The wreckage of an Air Algerie flight that went missing Thursday with 116 people on board has been found in Mali with no survivors spotted at the site.
File photo of flight AH 5017 |
The discovery was confirmed Friday by France, which had 51 nationals aboard the ill-fated plane en route from Burkina Faso to Algeria's capital Algiers.
A statement issued by the French president's office said the wreckage of flight AH5017 was found in Mali's Gao region, not far from the Burkina Faso border, and "a French military unit has been sent to secure the site and gather evidence."
In earlier news reports, Burkina Faso's crisis committee which claimed to have found the wreckage said the plane had totally burned out and was scattered on the ground, adding remains of dead bodies had also been discovered.
"Sadly, the team saw no one on site. It saw no survivors," said General Gilbert Diendere, a member of the crisis unit in Burkina Faso set up to investigate the crash.
The 116 victims include six Spanish crew members, 51 French, 27 from Burkina Faso, eight Lebanese, six Algerians, five Canadians, four Germans, two Luxembourg nationals, one Swiss, one Belgian, one Egyptian, one Ukrainian, one Nigerian, one Cameroonian and one Malian, according to a statement from Burkina Faso Transport Minister Jean Bertin Ouedraogo.
The McDonnell Douglas MD-83 plane, owned by Spanish company Swiftair and operated by Air Algerie, disappeared over the Gao region, some 500 km south of the Algerian border, 50 minutes after takeoff from Ouagadougou Airport in Burkina Faso, according to Algerian Prime Minister Abdelmalek Sellal.
The pilots had sent a final message to ask Niger air control to change its route because of heavy rains, said Ouedraogo.
French Foreign Minister Laurent Fabius said authorities believed the cause of the crash may have been bad weather, but no hypothesis had been excluded.

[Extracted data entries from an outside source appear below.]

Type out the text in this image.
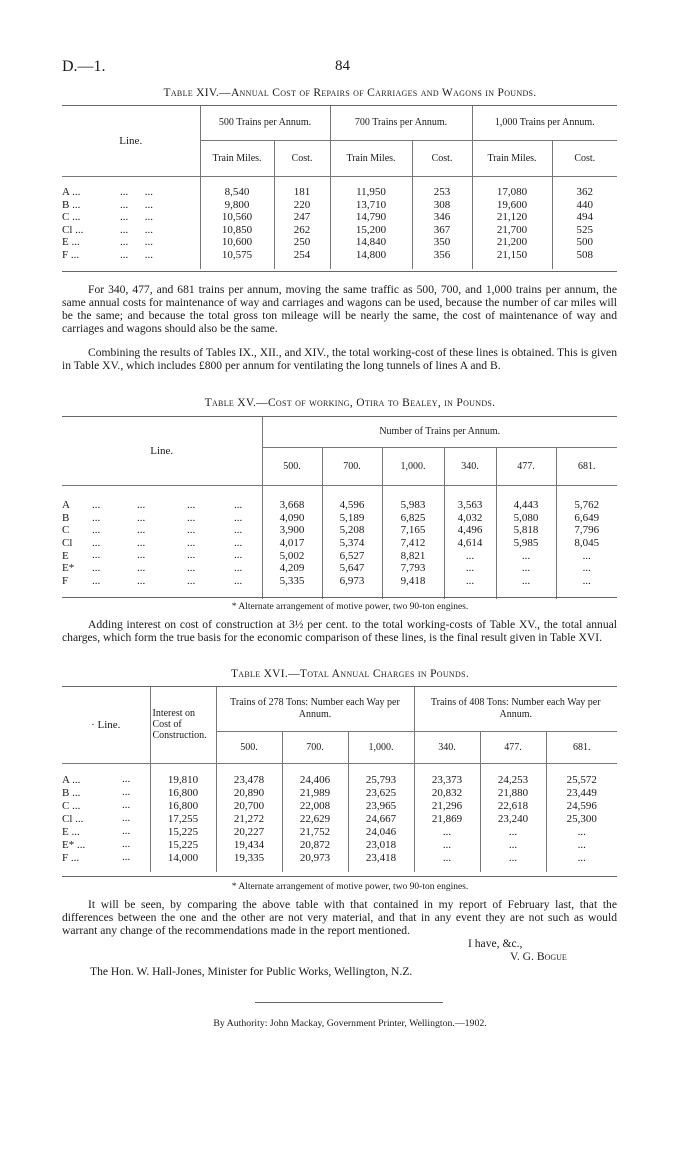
D.—1.	84
Table XIV.—Annual Cost of Repairs of Carriages and Wagons in Pounds.
Line.	500 Trains per Annum.		700 Trains per Annum.		1,000 Trains per Annum.	
	Train Miles.	Cost.	Train Miles.	Cost.	Train Miles.	Cost.

A ... ...      ...	8,540	181	11,950	253	17,080	362
B ... ...      ...	9,800	220	13,710	308	19,600	440
C ... ...      ...	10,560	247	14,790	346	21,120	494
Cl ... ...      ...	10,850	262	15,200	367	21,700	525
E ... ...      ...	10,600	250	14,840	350	21,200	500
F ... ...      ...	10,575	254	14,800	356	21,150	508

For 340, 477, and 681 trains per annum, moving the same traffic as 500, 700, and 1,000 trains per annum, the same annual costs for maintenance of way and carriages and wagons can be used, because the number of car miles will be the same; and because the total gross ton mileage will be nearly the same, the cost of maintenance of way and carriages and wagons should also be the same.
Combining the results of Tables IX., XII., and XIV., the total working-cost of these lines is obtained. This is given in Table XV., which includes £800 per annum for ventilating the long tunnels of lines A and B.
Table XV.—Cost of working, Otira to Bealey, in Pounds.
Line.	Number of Trains per Annum.					
	500.	700.	1,000.	340.	477.	681.

A ... ... ... ...	3,668	4,596	5,983	3,563	4,443	5,762
B ... ... ... ...	4,090	5,189	6,825	4,032	5,080	6,649
C ... ... ... ...	3,900	5,208	7,165	4,496	5,818	7,796
Cl ... ... ... ...	4,017	5,374	7,412	4,614	5,985	8,045
E ... ... ... ...	5,002	6,527	8,821	...	...	...
E* ... ... ... ...	4,209	5,647	7,793	...	...	...
F ... ... ... ...	5,335	6,973	9,418	...	...	...

* Alternate arrangement of motive power, two 90-ton engines.
Adding interest on cost of construction at 3½ per cent. to the total working-costs of Table XV., the total annual charges, which form the true basis for the economic comparison of these lines, is the final result given in Table XVI.
Table XVI.—Total Annual Charges in Pounds.
· Line.	Interest on Cost of Construction.	Trains of 278 Tons: Number each Way per Annum.			Trains of 408 Tons: Number each Way per Annum.		
		500.	700.	1,000.	340.	477.	681.

A ... ...	19,810	23,478	24,406	25,793	23,373	24,253	25,572
B ... ...	16,800	20,890	21,989	23,625	20,832	21,880	23,449
C ... ...	16,800	20,700	22,008	23,965	21,296	22,618	24,596
Cl ... ...	17,255	21,272	22,629	24,667	21,869	23,240	25,300
E ... ...	15,225	20,227	21,752	24,046	...	...	...
E* ... ...	15,225	19,434	20,872	23,018	...	...	...
F ... ...	14,000	19,335	20,973	23,418	...	...	...

* Alternate arrangement of motive power, two 90-ton engines.
It will be seen, by comparing the above table with that contained in my report of February last, that the differences between the one and the other are not very material, and that in any event they are not such as would warrant any change of the recommendations made in the report mentioned.
I have, &c.,
V. G. Bogue
The Hon. W. Hall-Jones, Minister for Public Works, Wellington, N.Z.
By Authority: John Mackay, Government Printer, Wellington.—1902.
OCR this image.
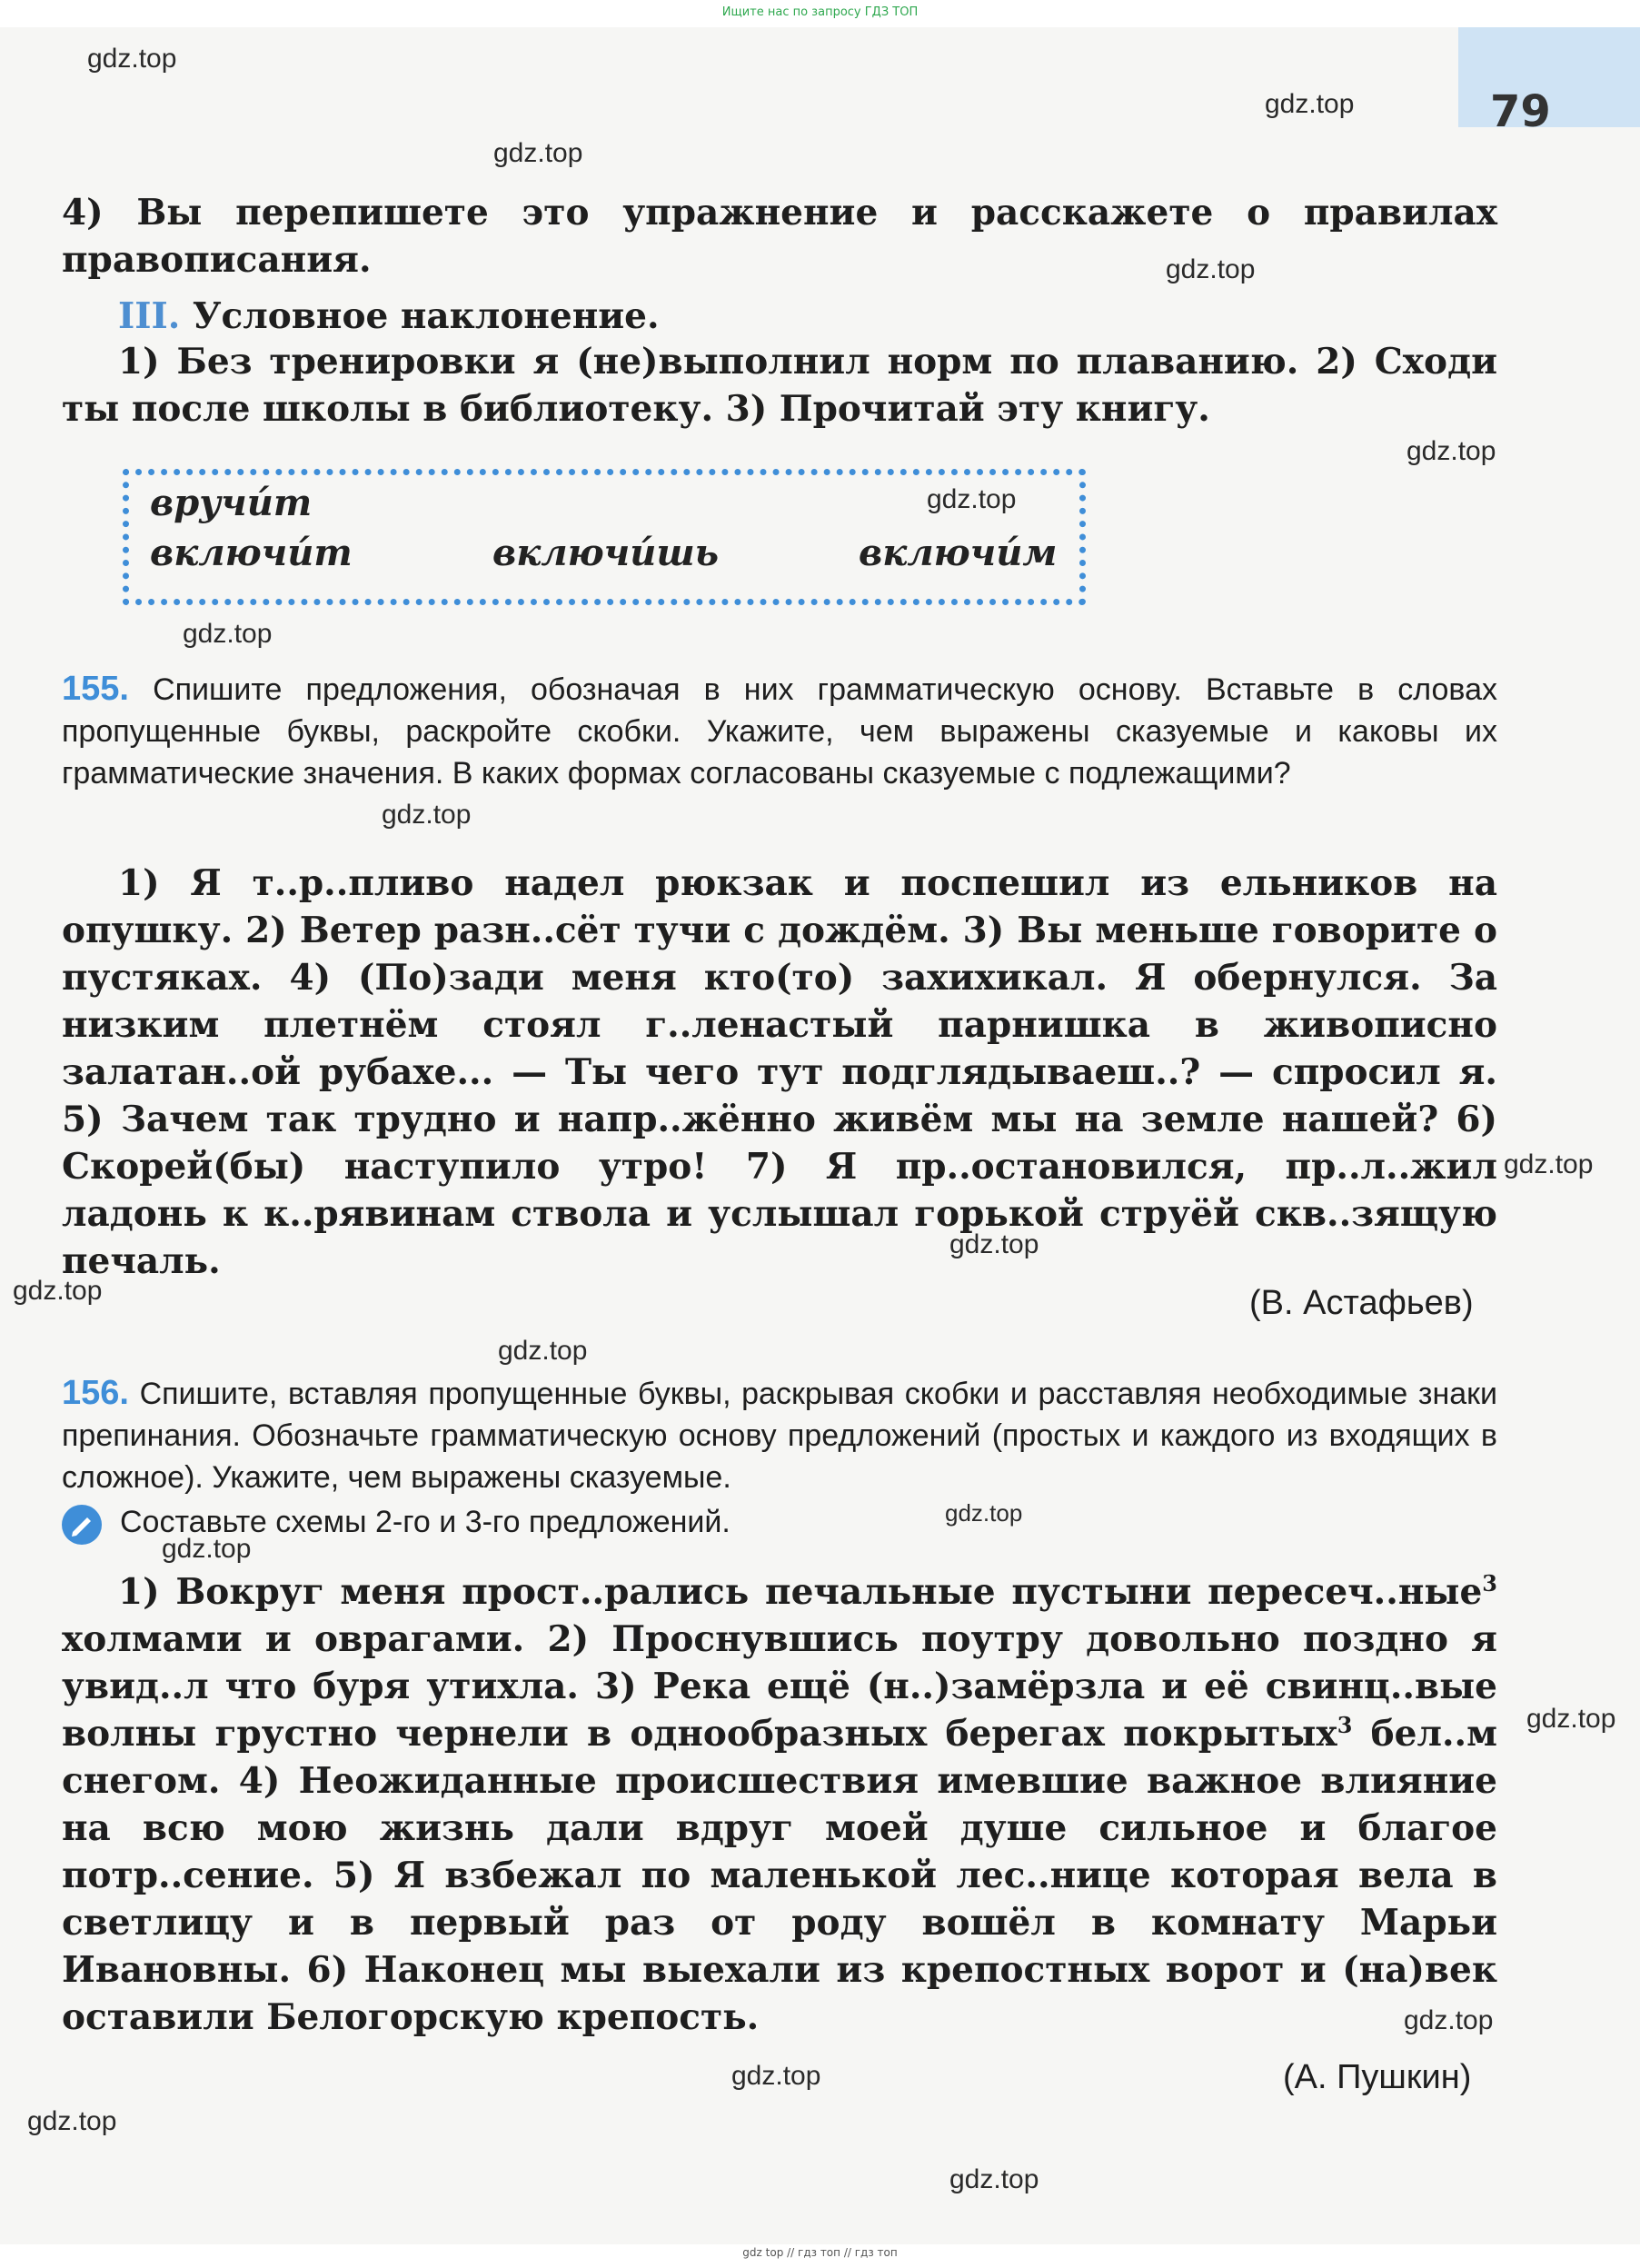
Ищите нас по запросу ГДЗ ТОП
79
gdz.top
gdz.top
gdz.top
gdz.top
gdz.top
gdz.top
gdz.top
gdz.top
gdz.top
gdz.top
gdz.top
gdz.top
gdz.top
gdz.top
gdz.top
gdz.top
gdz.top
gdz.top
gdz.top
4) Вы перепишете это упражнение и расскажете о правилах правописания.
III. Условное наклонение.
1) Без тренировки я (не)выполнил норм по плаванию. 2) Сходи ты после школы в библиотеку. 3) Прочитай эту книгу.
вручи́т
включи́т	включи́шь	включи́м
155. Спишите предложения, обозначая в них грамматическую основу. Вставьте в словах пропущенные буквы, раскройте скобки. Укажите, чем выражены сказуемые и каковы их грамматические значения. В каких формах согласованы сказуемые с подлежащими?
1) Я т..р..пливо надел рюкзак и поспешил из ельников на опушку. 2) Ветер разн..сёт тучи с дождём. 3) Вы меньше говорите о пустяках. 4) (По)зади меня кто(то) захихикал. Я обернулся. За низким плетнём стоял г..ленастый парнишка в живописно залатан..ой рубахе... — Ты чего тут подглядываеш..? — спросил я. 5) Зачем так трудно и напр..жённо живём мы на земле нашей? 6) Скорей(бы) наступило утро! 7) Я пр..остановился, пр..л..жил ладонь к к..рявинам ствола и услышал горькой струёй скв..зящую печаль.
(В. Астафьев)
156. Спишите, вставляя пропущенные буквы, раскрывая скобки и расставляя необходимые знаки препинания. Обозначьте грамматическую основу предложений (простых и каждого из входящих в сложное). Укажите, чем выражены сказуемые.
Составьте схемы 2-го и 3-го предложений.
1) Вокруг меня прост..рались печальные пустыни пересеч..ные$^3$ холмами и оврагами. 2) Проснувшись поутру довольно поздно я увид..л что буря утихла. 3) Река ещё (н..)замёрзла и её свинц..вые волны грустно чернели в однообразных берегах покрытых$^3$ бел..м снегом. 4) Неожиданные происшествия имевшие важное влияние на всю мою жизнь дали вдруг моей душе сильное и благое потр..сение. 5) Я взбежал по маленькой лес..нице которая вела в светлицу и в первый раз от роду вошёл в комнату Марьи Ивановны. 6) Наконец мы выехали из крепостных ворот и (на)век оставили Белогорскую крепость.
(А. Пушкин)
gdz top // гдз топ // гдз топ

Local weather reports show the area the plane was flying through was affected by "violent storms with powerful gusts of wind and an important amount of electrical activity."
Algerian Transport Minister Amar Ghoul said: "The aircraft had all regulation and technique permission to perform the long distance flight," adding that the aircraft had served in Algeria for over one month and had flown five times on the same course.
Algeria has witnessed more than ten plane crashes since its independence in 1962. The last deadliest crash occurred in March 2003, in which 97 passengers died and one survived when an Air Algerie plane crashed moments after taking off from Tamenrasset airport in southern Algeria.
The latest crash is the third major aviation disaster in a week worldwide. On July 17, a Malaysia Airlines' Boeing 777 airliner with 298 people on board crashed over eastern Ukraine en route from Amsterdam to Kuala Lumpur, with no survivors. On Wednesday, an ATR-72 aircraft crashed in torrential rain in southwest Taiwan, killing 48 of 58 people on board.
Mali, where the crashed Air Algerie flight is found, has been grappling with sporadic rebel attacks in its northern area since an armed rebellion started by a military coup was crushed in 2013 by French and African troops.